Civil society members led by Anna Hazare on Monday hit back at finance minister Pranab Mukherjee for accusing them of undermining Parliament and the Constitution and said his statement betrayed a “distorted understanding of democracy and arrogance of power”.
They also wanted to know why Mukherjee has been insisting on keeping the prime minister out of the Lokpal’s ambit when he himself had recommended it in 2001 while chairing the Standing Committee on Lokpal. Former prime minister Atal Bihari Vajpayee who was heading the NDA government then had agreed to it.
The team shot off a letter to PM Manmohan Singh asking why an “honest” man like him was “scared” of being investigated by the Lokpal”. “Taking the PM out of the Lokpal’s ambit would be a retrograde step,” the members said in the letter, signed by Arvind Kejriwal, Anna Hazare, justice Santosh Hegde, advocate Prashant Bhushan and former Union law minister Shanti Bhushan.
The letter comes two days ahead of the next joint drafting committee meeting between civil society members and government representatives and a day after Mukherjee criticised Hazare and his team.
At a press meet, Kejriwal blasted Mukherjee for his accusatory comments. “On January 26, 1950, rickshaw wallas, labourers and poor people became the masters of this country. The PM and Mukherjee are their servants. It is with the tax paid by them that Mukherjee travels in red-beacon car and runs the air conditioner in his office,” he said.
The government could not be a “dictator” for five years just because they have been elected, he said. “They think that the ruling party is important and no one else. It has become a dictator.”
He took a dig at Mukherjee for trying to “belittle” the civil society by terming them a crowd of 5,000-6,000. Why did the government talk to them if it was just that number, he asked.
Kejriwal told reporters that the prime minister himself had earlier said he has no problem with being kept in the
Lokpal’s ambit but his ministers are saying something different. “Is there a disconnect between them?” he asked. “We would be grateful if you could kindly clarify the government’s position on this.”

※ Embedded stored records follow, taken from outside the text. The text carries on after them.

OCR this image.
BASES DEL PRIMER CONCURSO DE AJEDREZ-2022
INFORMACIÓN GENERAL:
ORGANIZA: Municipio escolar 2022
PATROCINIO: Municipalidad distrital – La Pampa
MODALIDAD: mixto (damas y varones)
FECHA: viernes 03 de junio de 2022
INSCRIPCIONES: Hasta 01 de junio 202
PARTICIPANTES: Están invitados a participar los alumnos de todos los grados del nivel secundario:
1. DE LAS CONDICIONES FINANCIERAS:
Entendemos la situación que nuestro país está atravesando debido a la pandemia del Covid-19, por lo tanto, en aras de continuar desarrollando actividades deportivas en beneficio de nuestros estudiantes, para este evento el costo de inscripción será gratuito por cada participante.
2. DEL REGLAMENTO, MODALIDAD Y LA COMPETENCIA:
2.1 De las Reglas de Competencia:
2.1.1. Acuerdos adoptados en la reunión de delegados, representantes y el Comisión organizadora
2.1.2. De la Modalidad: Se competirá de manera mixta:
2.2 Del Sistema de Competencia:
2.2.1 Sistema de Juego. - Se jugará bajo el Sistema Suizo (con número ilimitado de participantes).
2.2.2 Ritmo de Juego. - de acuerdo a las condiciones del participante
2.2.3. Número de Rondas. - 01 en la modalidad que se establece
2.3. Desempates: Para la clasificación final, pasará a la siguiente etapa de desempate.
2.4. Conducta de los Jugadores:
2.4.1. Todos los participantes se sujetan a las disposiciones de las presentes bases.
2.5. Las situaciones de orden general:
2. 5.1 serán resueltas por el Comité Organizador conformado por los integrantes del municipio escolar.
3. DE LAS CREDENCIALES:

Even law minister M Veerappa Moily had in January suggested including the PM and the home minister too had agreed to the proposal in March. “We are wondering what happened after March 2011, which prompted the government to do a U-turn,” Kejriwal said. “This is mysterious.”
In order to take the PM out of the ombudsman’s purview, the government will have to amend the Constitution and grant him immunity similar to that enjoyed by the president, the members have said in the letter. They wanted to know if the government planned to go for such an amendment and the reasons behind it.
Prashant Bhushan, who too was present at the meeting, said the government could go for a referendum and seek public opinion and decide accordingly. “We have absolutely no problem with it,” he said. The government should not take democracy and the people lightly just because they have been elected for five years, he said.
Bhushan also took on Mukherjee for saying it would be a circus if committee proceedings were to be televised live.
“The government says they can’t make proceedings public or have a live telecast of the joint committee meetings as it will become a circus. Parliament proceedings are telecast live. Do the prime minister and the government think a circus is going on in Parliament?” he asked.
Asked why they were not pulling out of the Lokpal Bill joint drafting commitee if there was so much mistrust, Kejriwal said, “We have to work with this and we will attend the meetings. At least, we can put on record our dissent note. We will keep striving for a strong Lokpal Bill.”
The members announced that they would brief other political parties about the proceedings of the joint drafting committee meetings till date.